Выбравшись на тропинку, он шагает, разбрызгивая мелкие лужи. На ногах у него черные шнурованные ботинки «Доктор Мартенс», обязательный элемент экипировки первых панков, впоследствии разжалованный в дешевую обывательскую обувку.
Неподстриженная трава, дикий кустарник, усыпанный маленькими желтыми цветами. Нгеми направляется к ближайшему зазеркальному трейлеру, Кейс идет следом. Трейлер покрашен в два цвета: верхняя часть бежевая, нижняя темно-красная, с вмятинами и потеками. Плоская крыша в центре слегка приподнята, как на детских рисунках Ноева ковчега. К задней стенке привинчен потемневший квадрат зазеркального номера. Непохоже, чтобы на этом трейлере в последнее время куда-то ездили. Колеса, если они еще остались, скрыты в густой траве. Кейс замечает, что все окна наглухо забиты листами оцинкованного железа.

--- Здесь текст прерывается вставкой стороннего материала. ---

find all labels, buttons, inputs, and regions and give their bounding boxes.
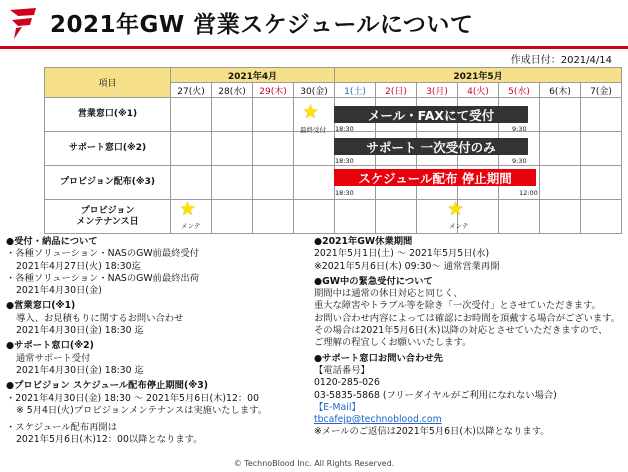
maintenance-label: メンテ bbox=[181, 222, 201, 230]
day-cell: 2(日) bbox=[376, 83, 417, 98]
note-line: 2021年5月1日(土) ～ 2021年5月5日(水) bbox=[314, 248, 490, 260]
note-line: 2021年4月30日(金) bbox=[16, 285, 102, 297]
row-label-sales: 営業窓口(※1) bbox=[45, 98, 171, 132]
day-cell: 30(金) bbox=[294, 83, 335, 98]
day-cell: 28(水) bbox=[212, 83, 253, 98]
row-label-distribution: プロビジョン配布(※3) bbox=[45, 166, 171, 200]
header-divider bbox=[0, 46, 628, 49]
schedule-table bbox=[44, 67, 622, 234]
section-heading: ●プロビジョン スケジュール配布停止期間(※3) bbox=[6, 380, 208, 392]
day-cell: 7(金) bbox=[581, 83, 622, 98]
note-line: ※メールのご返信は2021年5月6日(木)以降となります。 bbox=[314, 426, 550, 438]
star-icon: ★ bbox=[179, 198, 197, 220]
section-heading: ●サポート窓口お問い合わせ先 bbox=[314, 352, 443, 364]
april-header: 2021年4月 bbox=[171, 68, 335, 83]
section-heading: ●営業窓口(※1) bbox=[6, 300, 76, 312]
section-heading: ●2021年GW休業期間 bbox=[314, 236, 413, 247]
day-cell: 3(月) bbox=[417, 83, 458, 98]
note-line: 【E-Mail】 bbox=[314, 401, 361, 413]
note-line: ご理解の程宜しくお願いいたします。 bbox=[314, 337, 472, 349]
copyright-footer: © TechnoBlood Inc. All Rights Reserved. bbox=[233, 459, 395, 468]
may-header: 2021年5月 bbox=[335, 68, 622, 83]
last-receipt-label: 最終受付 bbox=[300, 126, 326, 134]
phone-number: 0120-285-026 bbox=[314, 377, 380, 389]
right-notes bbox=[314, 236, 620, 439]
phone-number: 03-5835-5868 (フリーダイヤルがご利用になれない場合) bbox=[314, 389, 557, 401]
section-heading: ●GW中の緊急受付について bbox=[314, 275, 433, 287]
email-link[interactable]: tbcafejp@technoblood.com bbox=[314, 414, 442, 426]
dist-end-time: 12:00 bbox=[519, 189, 538, 197]
note-line: ・2021年4月30日(金) 18:30 ～ 2021年5月6日(木)12：00 bbox=[6, 392, 259, 404]
note-line: 2021年4月30日(金) 18:30 迄 bbox=[16, 364, 144, 376]
section-heading: ●サポート窓口(※2) bbox=[6, 340, 94, 352]
day-cell: 1(土) bbox=[335, 83, 376, 98]
note-line: 通常サポート受付 bbox=[16, 352, 91, 364]
note-line: ・各種ソリューション・NASのGW前最終出荷 bbox=[6, 272, 200, 284]
star-icon: ★ bbox=[302, 101, 320, 123]
row-label-support: サポート窓口(※2) bbox=[45, 132, 171, 166]
left-notes bbox=[6, 236, 267, 447]
sales-end-time: 9:30 bbox=[512, 125, 527, 133]
star-icon: ★ bbox=[447, 198, 465, 220]
day-cell: 6(木) bbox=[540, 83, 581, 98]
page-header bbox=[0, 0, 628, 46]
note-line: ※2021年5月6日(木) 09:30～ 通常営業再開 bbox=[314, 260, 500, 272]
page-title: 2021年GW 営業スケジュールについて bbox=[50, 12, 474, 38]
support-end-time: 9:30 bbox=[512, 157, 527, 165]
technoblood-logo-icon bbox=[8, 6, 38, 40]
distribution-stop-bar: スケジュール配布 停止期間 bbox=[334, 169, 536, 186]
day-cell: 29(木) bbox=[253, 83, 294, 98]
section-heading: ●受付・納品について bbox=[6, 236, 98, 247]
day-cell: 27(火) bbox=[171, 83, 212, 98]
row-label-maintenance: プロビジョン メンテナンス日 bbox=[45, 200, 171, 234]
dist-start-time: 18:30 bbox=[335, 189, 354, 197]
note-line: 期間中は通常の休日対応と同じく、 bbox=[314, 288, 463, 300]
day-cell: 5(水) bbox=[499, 83, 540, 98]
day-cell: 4(火) bbox=[458, 83, 499, 98]
sales-period-bar: メール・FAXにて受付 bbox=[334, 106, 528, 123]
note-line: その場合は2021年5月6日(木)以降の対応とさせていただきますので、 bbox=[314, 325, 608, 337]
note-line: ※ 5月4日(火)プロビジョンメンテナンスは実施いたします。 bbox=[16, 404, 268, 416]
note-line: 2021年5月6日(木)12：00以降となります。 bbox=[16, 434, 203, 446]
support-period-bar: サポート 一次受付のみ bbox=[334, 138, 528, 155]
support-start-time: 18:30 bbox=[335, 157, 354, 165]
note-line: ・スケジュール配布再開は bbox=[6, 422, 118, 434]
maintenance-label: メンテ bbox=[449, 222, 469, 230]
note-line: 導入、お見積もりに関するお問い合わせ bbox=[16, 312, 184, 324]
note-line: 重大な障害やトラブル等を除き「一次受付」とさせていただきます。 bbox=[314, 300, 601, 312]
item-header: 項目 bbox=[45, 68, 171, 98]
note-line: ・各種ソリューション・NASのGW前最終受付 bbox=[6, 248, 200, 260]
sales-start-time: 18:30 bbox=[335, 125, 354, 133]
created-date: 作成日付：2021/4/14 bbox=[510, 55, 612, 66]
note-line: 2021年4月30日(金) 18:30 迄 bbox=[16, 325, 144, 337]
note-line: 【電話番号】 bbox=[314, 364, 370, 376]
note-line: 2021年4月27日(火) 18:30迄 bbox=[16, 260, 141, 272]
note-line: お問い合わせ内容によっては確認にお時間を頂戴する場合がございます。 bbox=[314, 312, 621, 324]
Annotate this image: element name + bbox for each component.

– Эй, Хоббс! – негромко окликает Нгеми. – Хоббс, это Нгеми!
Подождав, он подходит ближе. Приоткрытая дверь тоже покрашена в два цвета. Похоже, ее вообще невозможно закрыть до конца.
– Эй, Хоббс! – Нгеми поднимает руку и тихо стучит.
– Пошел вон! – раздается изнутри слабый, болезненный голос, пронизанный безграничной усталостью.
– Я пришел за арифмометрами, – говорит Нгеми. – Надо завершить сделку с японцем. Я принес деньги, твою долю.
– Сука.
Баранов пинком распахивает дверь – похоже, не вставая с места. Черный прямоугольник входа кажется нарисованным.